Il ragno preistorico aveva la coda

Viveva nella foresta pluviale

Era lungo circa tre millimetri ed aveva la coda lunga e pelosa. Sono queste le caratteristiche dell’antenato del ragno, vissuto 100 milioni di anni fa. E’ quanto si evince dal National Geographic.

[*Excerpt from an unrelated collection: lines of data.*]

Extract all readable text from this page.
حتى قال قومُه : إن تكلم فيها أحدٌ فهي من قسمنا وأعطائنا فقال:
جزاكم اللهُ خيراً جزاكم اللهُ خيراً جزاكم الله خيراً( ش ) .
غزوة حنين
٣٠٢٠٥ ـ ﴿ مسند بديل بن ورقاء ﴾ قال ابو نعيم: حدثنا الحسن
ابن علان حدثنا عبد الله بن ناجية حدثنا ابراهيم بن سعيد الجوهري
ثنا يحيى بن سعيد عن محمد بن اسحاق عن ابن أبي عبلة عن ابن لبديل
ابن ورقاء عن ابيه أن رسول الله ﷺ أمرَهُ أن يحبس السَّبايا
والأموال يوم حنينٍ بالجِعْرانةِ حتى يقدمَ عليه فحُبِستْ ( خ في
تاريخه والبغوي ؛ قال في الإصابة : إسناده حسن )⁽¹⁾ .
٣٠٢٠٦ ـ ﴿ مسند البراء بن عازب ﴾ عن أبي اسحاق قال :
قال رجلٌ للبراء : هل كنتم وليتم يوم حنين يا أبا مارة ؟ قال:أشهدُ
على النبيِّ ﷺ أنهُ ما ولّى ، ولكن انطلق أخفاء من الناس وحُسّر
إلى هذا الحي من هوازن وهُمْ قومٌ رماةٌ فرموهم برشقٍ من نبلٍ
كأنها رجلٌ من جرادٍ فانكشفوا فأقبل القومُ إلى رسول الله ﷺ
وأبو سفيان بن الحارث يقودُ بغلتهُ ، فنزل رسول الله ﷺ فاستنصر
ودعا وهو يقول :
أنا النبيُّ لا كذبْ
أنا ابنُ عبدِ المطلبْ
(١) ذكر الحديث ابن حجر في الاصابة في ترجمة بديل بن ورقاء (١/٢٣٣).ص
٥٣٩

Secondo lo studio il piccolo esemplare viveva nella foresta pluviale tropicale dell’attuale Myanmar. Queste creature probabilmente vivevano su cortecce resinose e a un certo punto la linfa degli alberi si riversò sui corpi di alcuni di essi, preservandoli fino ai giorni nostri, quando sono stati scoperti dai minatori di ambra. Lo studio su questi pezzi di d'ambra, realizzato dal paleontologo Paul Selden, è stato pubblicato il 5 febbraio su Nature Ecology & Evolution. Paul Selden dice che è possibile che i proto-ragni muniti di coda possano ancora vivere nelle foreste pluviali del Myanmar oggi. Quelle aree non sono molto ben studiate, e dato che la creatura è minuscola, potrebbe facilmente passare inosservata.

Non si sa se i proto-ragni fossero velenosi o no, ma lo zoologo Gonzalo Giribet dice che probabilmente non sarebbero dannosi per le persone. Gli esemplari catturati nell'ambra sono tutti maschi adulti, quindi Selden dice che è possibile che siano stati intrappolati nella resina quando hanno lasciato le loro tane per andare alla ricerca di femmine. L'ambra è come una capsula del tempo per le specie preistoriche. Di recente un uccello di 99 milioni di anni fa è stato trovato in una lastra di ambra birmana, e sono stati scoperti anche altri esemplari tra cui code di dinosauro, zecche, altre parti di uccelli e ragni.